In the current study, none of the pro-inflammatory cytokines were correlated with CMD risk indices of waist circumference, BMI, blood pressure or heart rate. Although one study presented an association between pro-inflammatory cytokines (IL-1α) and obesity (Um et al. 2011), this was in non-depressed participants. A previous study among people with MDD reported that IL-6 and TNF-α were both correlated with BMI (Shelton et al. 2015); however, these individuals were obese or severely obese with BMI greater than 30 Kg/m2. The lower mean BMI of participants in the current study, in the overweight rather than the obese range, may have contributed to the lack of significant association between the inflammatory cytokines and BMI or waist circumference. Similarly, participants in the current study were in the normotensive range on average, and the lack of correlation between any of the pro-inflammatory cytokines and blood pressure likely indicates that pro-inflammatory cytokines are more relevant to high blood pressure.

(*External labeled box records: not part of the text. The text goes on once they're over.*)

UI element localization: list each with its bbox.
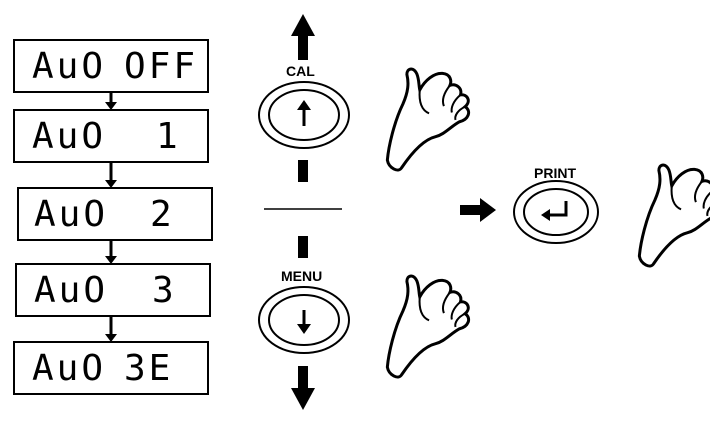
display-4-left: AuO [32,348,106,389]
print-button-label: PRINT [534,165,576,181]
down-arrow-icon [297,310,311,334]
flow-arrow-2 [105,162,117,188]
up-direction-arrow [291,14,315,60]
cal-button[interactable]: CAL [258,63,350,149]
display-4: AuO 3E [13,341,209,395]
menu-button[interactable]: MENU [258,268,350,354]
right-direction-arrow [460,198,496,222]
up-arrow-icon [297,100,311,126]
hand-pointer-icon-menu [348,257,479,384]
display-1: AuO 1 [13,109,209,163]
flow-arrow-3 [105,240,117,264]
cal-button-label: CAL [286,63,315,79]
display-1-left: AuO [32,116,106,157]
display-0: AuO OFF [13,39,209,93]
flow-arrow-4 [105,316,117,342]
dash-upper [298,160,308,182]
hand-pointer-icon-cal [348,50,479,177]
dash-lower [298,236,308,258]
hand-pointer-icon-print [600,146,710,273]
enter-arrow-icon [541,201,568,221]
flow-arrow-1 [105,92,117,110]
display-2-right: 2 [150,194,175,235]
down-direction-arrow [291,366,315,410]
display-3: AuO 3 [15,263,211,317]
display-1-right: 1 [156,116,181,157]
print-button[interactable]: PRINT [513,165,599,244]
display-0-left: AuO [32,46,106,87]
display-2: AuO 2 [17,187,213,241]
display-3-right: 3 [152,270,177,311]
display-0-right: OFF [124,46,198,87]
display-2-left: AuO [34,194,108,235]
display-4-right: 3E [124,348,173,389]
display-3-left: AuO [34,270,108,311]
menu-button-label: MENU [281,268,322,284]
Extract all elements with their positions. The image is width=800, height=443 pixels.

There were several limitations to the current study. Firstly, the cohort was normotensive, and most participants were non-obese. This likely affected the non-significant association between pro-inflammatory cytokines with blood pressure and BMI. Being a cross-sectional study allowed only for associations to be assessed rather than examination of any causative effects as per a longitudinal study design. Further, since research supports a role of IL-1β in the development of adipose tissue inflammation, insulin resistance and metabolic syndrome (Ballak et al. 2015), it would be important to assess IL-1β alongside IL-1α in a cohort with MDD who have physical and physiological CMD risk indices such as high blood pressure and BMI.
In conclusion, of the plasma pro-inflammatory cytokines, only IL-1α was elevated in MDD versus control, IL-6 was higher in MDD versus control among females, and TNF-α did not differ between groups. The latter finding and the lack of a main effect of sex on IL-1-α and TNF-α were contrary to our hypothesis. The group by sex interaction for IL-6 and sex specific associations between pro-inflammatory cytokines and psychometrics suggests potentially differential roles of these cytokines and mental health between males and females. These results of sex differences in inflammatory processes linked to depressive symptoms are compelling and could be aetiologically important in depression interventions and treatments.